The cochlea encodes acoustical stimulations into neural signals. The auditory sensory epithelium in the cochlea, called the organ of Corti, consists of sensory receptor cells and supporting cells. Hair cell mechano-transduction has been studied extensively because it is the central function of the cochlea. However, some of its basic properties such as sensitivity are still poorly defined. Outer hair cell’s electromotility is required for cochlear amplification. Finding of outer hair cell motility cast doubt on the long-held assumption that the organ of Corti is a rigid scaffold to hold the hair cells. More and more observations revealed that vibrations in the organ of Corti are complicated.
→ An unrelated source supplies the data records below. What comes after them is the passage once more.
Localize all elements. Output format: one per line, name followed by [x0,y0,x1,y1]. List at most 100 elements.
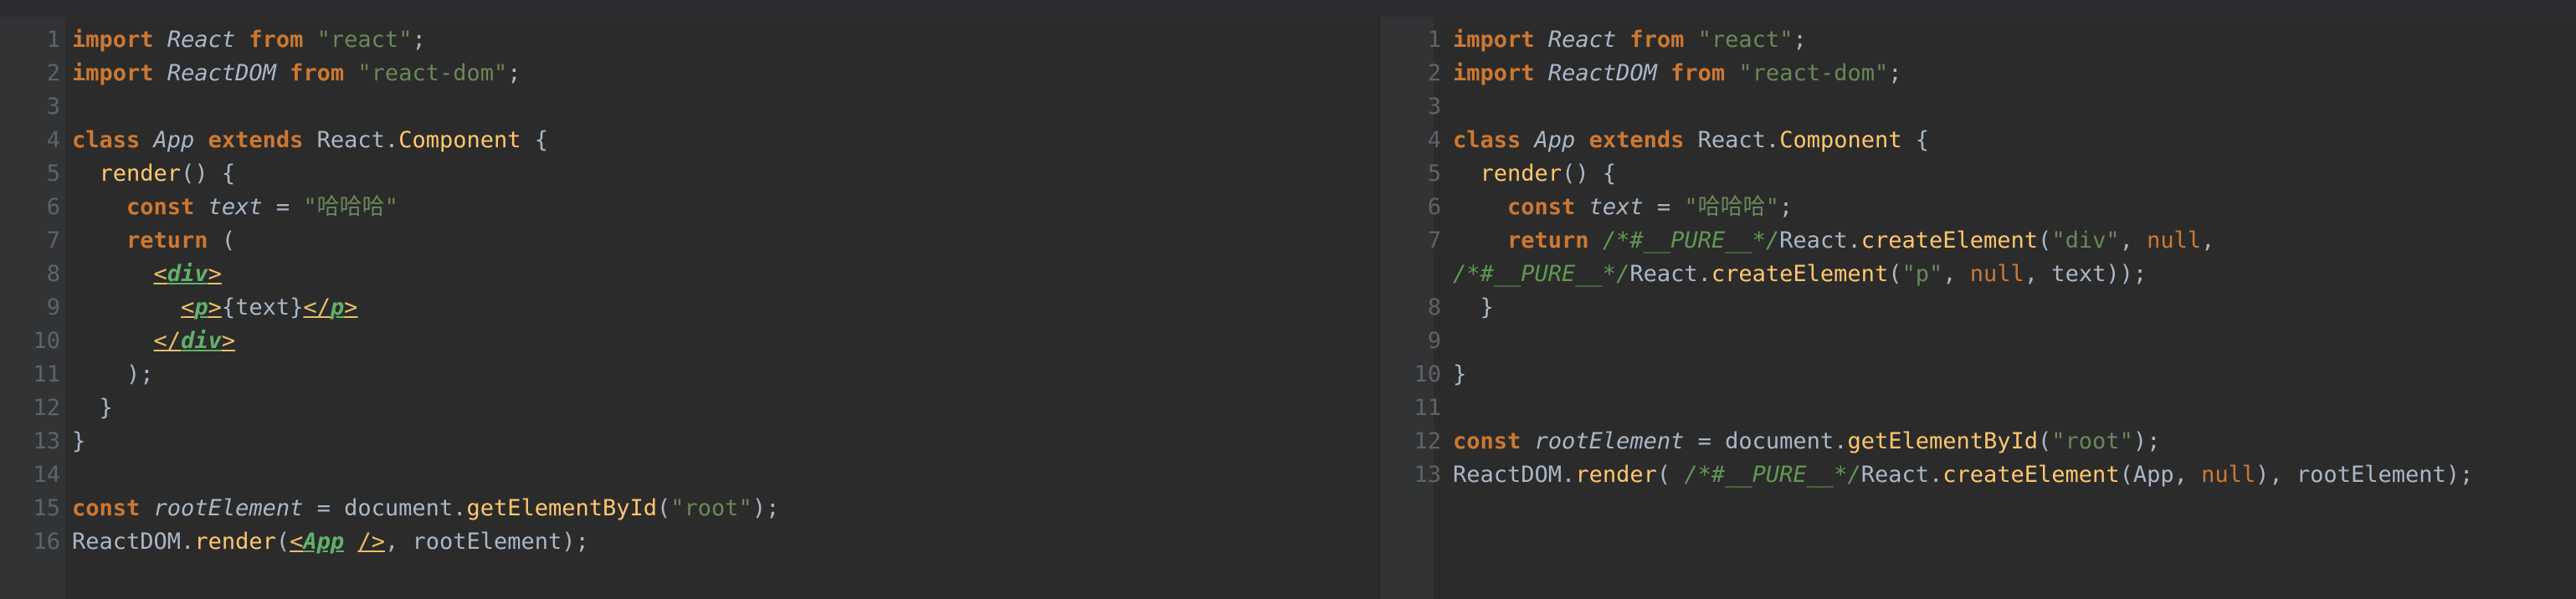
code-token: rootElement [1534,428,1685,454]
code-token: ; [1888,60,1902,86]
code-token: div [167,261,208,287]
code-line[interactable]: 2 import ReactDOM from "react-dom"; [1398,57,2473,90]
code-token: "react-dom" [1738,60,1889,86]
code-token: return [1507,228,1589,253]
code-line[interactable]: 15 const rootElement = document.getElemen… [17,492,779,525]
code-token: } [1453,361,1467,387]
line-number: 4 [1427,127,1441,153]
code-token: "哈哈哈" [303,194,398,220]
code-token: ( [1656,462,1685,488]
code-token: "哈哈哈" [1684,194,1779,220]
code-token: from [249,27,304,53]
code-line[interactable]: 16 ReactDOM.render(<App />, rootElement); [17,525,779,559]
code-token: ReactDOM. [1453,462,1576,488]
code-token: = [262,194,304,220]
code-line[interactable]: 1 import React from "react"; [1398,23,2473,57]
code-token: > [344,294,358,320]
code-token: ( [275,529,290,555]
line-number: 15 [33,495,60,521]
line-number: 13 [1414,462,1441,488]
code-token: ( [2038,428,2052,454]
code-token: text [1588,194,1644,220]
code-line[interactable]: 6 const text = "哈哈哈"; [1398,191,2473,224]
code-line[interactable]: /*#__PURE__*/React.createElement("p", nu… [1398,258,2473,291]
code-token: = [1643,194,1685,220]
code-token: </ [153,328,182,354]
code-token: ); [72,361,154,387]
code-token: return [126,228,208,253]
editor-top-bar [0,0,2576,17]
code-line[interactable]: 3 [17,90,779,124]
code-token: render [99,161,182,187]
code-token: createElement [1711,261,1889,287]
code-line[interactable]: 13 ReactDOM.render( /*#__PURE__*/React.cr… [1398,458,2473,492]
code-token: ReactDOM. [72,529,195,555]
code-line[interactable]: 11 [1398,392,2473,425]
line-number: 8 [1427,294,1441,320]
code-line[interactable]: 7 return /*#__PURE__*/React.createElemen… [1398,224,2473,258]
code-token: "react" [1697,27,1793,53]
code-token: ), rootElement); [2255,462,2474,488]
code-token: render [1480,161,1563,187]
pane-divider[interactable] [1378,17,1380,599]
code-line[interactable]: 3 [1398,90,2473,124]
line-number: 3 [46,94,60,120]
code-line[interactable]: 9 [1398,325,2473,358]
code-token: </ [303,294,331,320]
code-line[interactable]: 5 render() { [17,157,779,191]
code-line[interactable]: 4 class App extends React.Component { [1398,124,2473,157]
code-token: ( [1888,261,1902,287]
code-line[interactable]: 11 ); [17,358,779,392]
code-token: p [194,294,208,320]
code-line[interactable]: 10} [1398,358,2473,392]
code-token: React [167,27,236,53]
code-token: p [330,294,345,320]
code-line[interactable]: 12 } [17,392,779,425]
code-token: text [208,194,263,220]
code-line[interactable]: 1 import React from "react"; [17,23,779,57]
code-line[interactable]: 9 <p>{text}</p> [17,291,779,325]
code-token: Component [398,127,521,153]
code-line[interactable]: 8 } [1398,291,2473,325]
code-token: { [521,127,549,153]
code-token: , text)); [2024,261,2148,287]
code-token: ReactDOM [167,60,276,86]
code-token: < [153,261,167,287]
line-number: 6 [46,194,60,220]
code-token: class [1453,127,1521,153]
code-token: from [290,60,345,86]
code-line[interactable]: 5 render() { [1398,157,2473,191]
code-line[interactable]: 2 import ReactDOM from "react-dom"; [17,57,779,90]
code-token: rootElement [153,495,304,521]
source-code-jsx[interactable]: 1 import React from "react"; 2 import React… [17,23,779,559]
code-line[interactable]: 10 </div> [17,325,779,358]
code-line[interactable]: 14 [17,458,779,492]
code-token: > [208,261,222,287]
line-number: 10 [1414,361,1441,387]
code-token: , [2201,228,2215,253]
line-number: 1 [1427,27,1441,53]
code-line[interactable]: 7 return ( [17,224,779,258]
code-token: const [1453,428,1521,454]
code-line[interactable]: 6 const text = "哈哈哈" [17,191,779,224]
code-token: const [126,194,195,220]
code-line[interactable]: 13} [17,425,779,458]
code-token: import [1453,27,1535,53]
code-line[interactable]: 4 class App extends React.Component { [17,124,779,157]
code-token: } [72,395,113,421]
code-line[interactable]: 12 const rootElement = document.getElemen… [1398,425,2473,458]
compiled-code-js[interactable]: 1 import React from "react"; 2 import React… [1398,23,2473,492]
code-token: App [153,127,195,153]
code-line[interactable]: 8 <div> [17,258,779,291]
The backbone of modern cochlear physics is the traveling waves. In the cochlea, sounds are transmitted as slow traveling waves as opposed to fast compressive waves, yet existence of the standing wave is still possible in the cochlea and has its own functional importance. With a detailed nonlinear time-domain model and available experimental data, we investigated cochlear biophysics in three aspects: 1) using two-tone suppression to estimate mechano-transduction sensitivity, 2) deriving hair bundle kinematic gain from passive and active vibration modes, and 3) exploring the existence of standing waves through the onset latency.